The digital habits of remote workers matter too. Evenings and weekends that once disappeared into a city commute now fill with streaming services, online gaming, and other leisure platforms. UK residents who use credit card casinos in the UK — drawn by the convenience of a familiar payment method and a wide game selection — represent one corner of a broader shift toward digital leisure that Devon's new residents are bringing with them. Local broadband providers, device retailers, and entertainment-adjacent businesses are all quietly benefiting from this pattern.
Housing tells part of the story as well. In East Devon, average house prices reached £347,000 in September 2025, a 1.9% rise year-on-year — suggesting that demand in desirable areas is not softening. Remote workers with city salaries competing in local property markets are a factor that estate agents, renters, and long-term residents are all acutely aware of.
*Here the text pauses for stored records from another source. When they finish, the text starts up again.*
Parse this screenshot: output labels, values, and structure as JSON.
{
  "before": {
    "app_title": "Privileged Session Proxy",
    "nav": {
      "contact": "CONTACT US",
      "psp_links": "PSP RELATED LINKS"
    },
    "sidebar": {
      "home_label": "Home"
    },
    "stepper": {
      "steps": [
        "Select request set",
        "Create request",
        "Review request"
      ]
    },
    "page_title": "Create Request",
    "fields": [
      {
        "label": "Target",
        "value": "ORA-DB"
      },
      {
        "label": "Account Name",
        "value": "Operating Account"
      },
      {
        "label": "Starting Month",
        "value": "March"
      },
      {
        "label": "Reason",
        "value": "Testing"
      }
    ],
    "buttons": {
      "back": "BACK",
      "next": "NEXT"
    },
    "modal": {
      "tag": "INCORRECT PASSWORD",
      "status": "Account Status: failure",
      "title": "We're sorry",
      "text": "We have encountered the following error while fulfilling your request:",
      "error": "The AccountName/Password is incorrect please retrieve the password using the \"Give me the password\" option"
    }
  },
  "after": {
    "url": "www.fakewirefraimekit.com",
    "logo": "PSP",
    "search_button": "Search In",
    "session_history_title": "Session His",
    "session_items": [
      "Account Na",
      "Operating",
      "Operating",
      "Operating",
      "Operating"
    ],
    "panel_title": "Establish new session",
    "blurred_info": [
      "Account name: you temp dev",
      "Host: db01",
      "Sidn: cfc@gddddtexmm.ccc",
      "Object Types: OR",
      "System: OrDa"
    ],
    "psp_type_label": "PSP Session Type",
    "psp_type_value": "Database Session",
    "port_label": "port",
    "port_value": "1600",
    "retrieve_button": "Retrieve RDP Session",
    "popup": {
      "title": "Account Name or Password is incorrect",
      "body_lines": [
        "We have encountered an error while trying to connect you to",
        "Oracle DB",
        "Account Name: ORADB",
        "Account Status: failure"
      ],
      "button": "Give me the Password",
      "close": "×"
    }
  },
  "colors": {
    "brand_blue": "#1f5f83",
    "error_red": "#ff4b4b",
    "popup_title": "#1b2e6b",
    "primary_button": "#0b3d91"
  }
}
What This Shift Means for Devon's Economy
The economic picture is mixed but broadly positive for the county. New residents with disposable income support local hospitality, retail, and services. Co-working hubs themselves create small ecosystems of activity: events, networking, and ad hoc collaboration that would not have existed in those towns five years ago. The ripple effects reach further than the individuals sitting at a hot-desk.
The pressure points, though, are real. Rental costs in North Devon averaged £845 per month in May 2026, up 1.3% from the previous year — a trend that puts strain on residents who work locally on local wages. Devon's challenge over the next decade will be managing the benefits of this influx without pricing out the communities that make the county worth moving to in the first place. Getting that balance right will define whether this shift becomes a lasting strength or a familiar story of uneven growth.